Per volontà dell’On. Abdon Alinovi, diamo ampia diffusione a questa appassionata lettera indirizzata agli ebolitani, inviata e già pubblicata dal “Saggio, senza aggiungere nessun commentoLe scritte sulla colata di cemento incriminata Sono sbalordito ed indignato. Quella fontana (non fontanella) era un gioiello rappresentativo della civiltà montana-pastorale dell’antica Eboli. Non da decine di anni, ma da secoli gli ebolitani sono andati lì a bere, a
fare merenda o, come si è detto dopo, il pic-nic. Le costruzioni, il cemento su quel pianoro, che è stato accogliente per gli ebolitani e per i fuggiaschi d’ogni parte durante la guerra guerreggiata sui nostri territori,
costituiscono una violenza barbarica contro la civiltà e la storia, privano le giovani generazioni di un patrimonio inalienabile di benessere e di un rapporto stupendo tra uomo e natura. Sopra quel pianoro, insieme alla fontana c’erano querce secolari: Ci sono? La lotta per cancellare lo scempio non deve essere rinviata. Ora, subito occorre mettere su un Comitato cittadino, preparare una memoria sulmisfatto, denunciare gl’interessi meschini che hanno generato lo scempio, investire tutte le istituzioni regionali, statali, provinciali e comunali, non escludere azioni legali, convocare giovani e anziani per un corteo di
protesta da reiterare ad ogni risposta negativa o elusiva. La difesa della collina e della montagna, la loro valorizzazione paesistica e civile avrebbe dovuto, deve essere una priorità di tutti gli ebolitani dotati di amore per la propria terra e per la propria cultura. Bisogna correggere una sciagurata tendenza a costruire miserabili “villette”per qualche mezza giornata all’anno, nei siti dolci e delicati del territorio. C’è ancora la fontanella di Monte Suevo che ricorda la dominazione normanna-sveva di 800-900 anni or sono? Vicino vi era una piccola cappella dei Sivolella. C’è ancora? Distruggere fontane, chiesette, casolari è segno
di barbarie. Che cosa sarebbe Roma senza le fontane, senza le memorie di civiltà naturale e materiale dei secoli passati? In Inghilterra le querce sono proprietà della Corona, anche se situate in proprietà private ed i
proprietari hanno l’obbligo di curarle, solo i fulmini possono abbatterle. Da noi chi ha il potere dei fulmini?
Uno stupido bombardamento distrusse la basilichetta romanica di San Giovanni, che sarebbe stata restaurata, una testimonianza d’arte di prima del 1000.Che cosa aspettate, ebolitani del XXI secolo? Muovetevi, muovetevi. La democrazia è forte se i cittadini si appropriano dei pubblici beni e li difendono, li custodiscono, li curano, ne godono, li trasmettono. Ero bambino quando fu abbattuto il campanile di San Rocco, con una bella cupola maiolicata. Era sopravvissuto ai terremoti, non resistè sotto i picconi dell’ignoranza e del fascismo. Ma allora nessuno poteva opporsi. Ora c’è la democrazia. Siete in tempo. Consideratemi un ebolitano a disposizione della giusta causa della civiltà comune.
Abdon Alinovi

6 commenti su “Scempio Ambientale all'Embrice di Eboli”

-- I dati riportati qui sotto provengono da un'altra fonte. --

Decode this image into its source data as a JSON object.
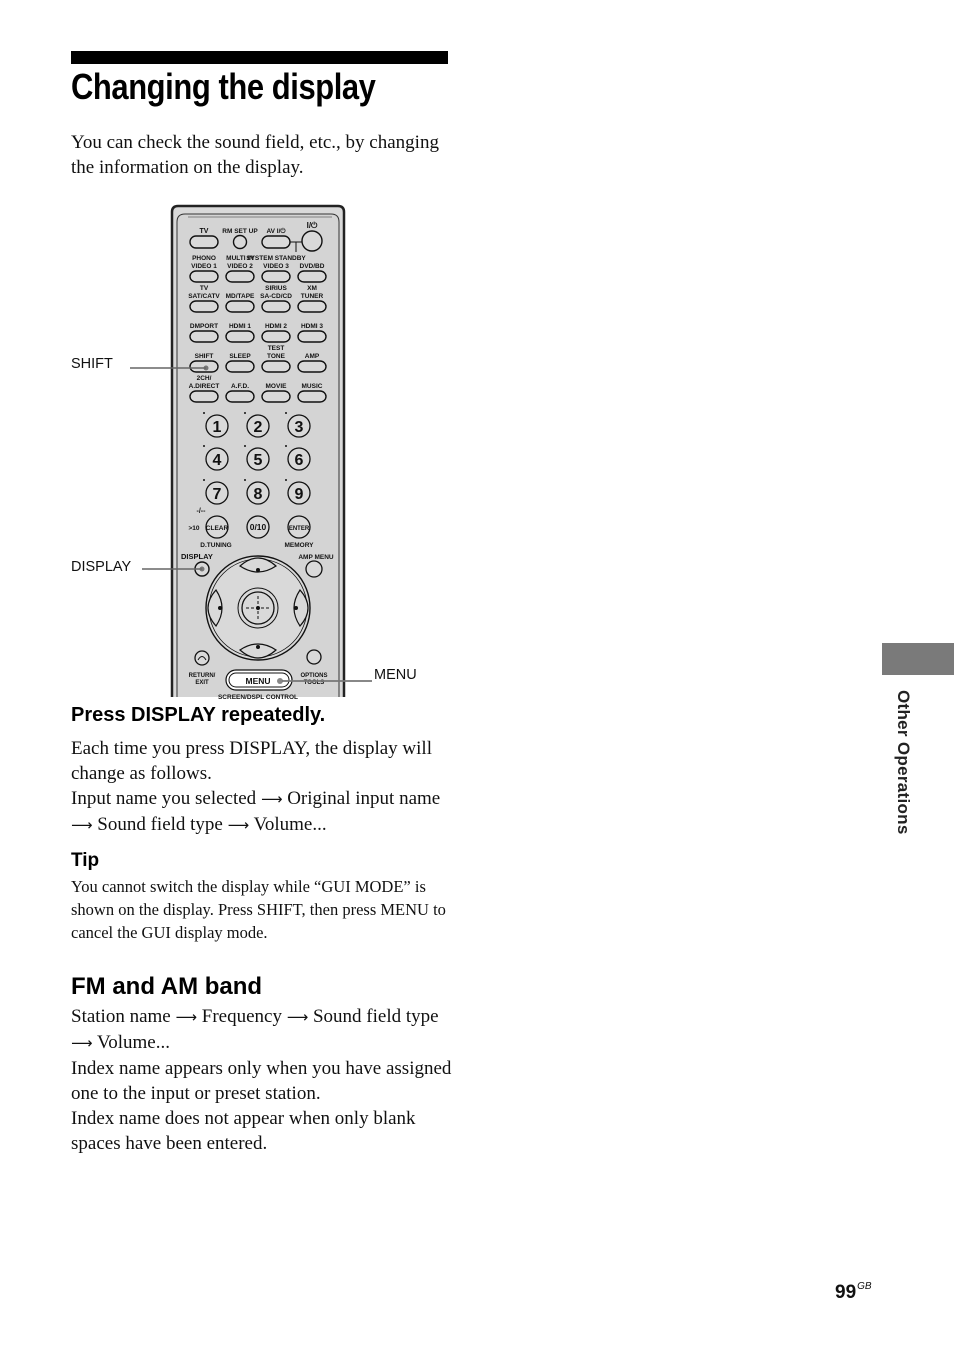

  1. Spero vivamente che l’Amministrazione possa ripensarci ed evitare quella bruttura. Certo che il Sindaco se la poteva pure evitare la battutaccia sull’embrice che al momento è un “non luogo”. Allora diciamo al Sindaco: fallo diventare un luogo, intervieni, ma in maniera coerente, naturalisticamente parlando.

    Rispondi
  2. siamo governati da furbi ignoranti che purtroppo tra mille distrazioni della popolazione si trovano il potere e fanno danno emale a piu non posso.Stiamo attenti a tutto questo

    Rispondi
  3. Gentile avv. Melchionda,

    sono un cittadino che ha assistito alla riunione del Consiglio comunale del 12 u.s.. E’ stata la terza volta che l’ho fatto nell’ultimo mese per l’interesse agli argomenti trattati (modifiche allo statuto della società di servizi; regole per la nomina del difensore civico; fabbricato in zona “Ermice”).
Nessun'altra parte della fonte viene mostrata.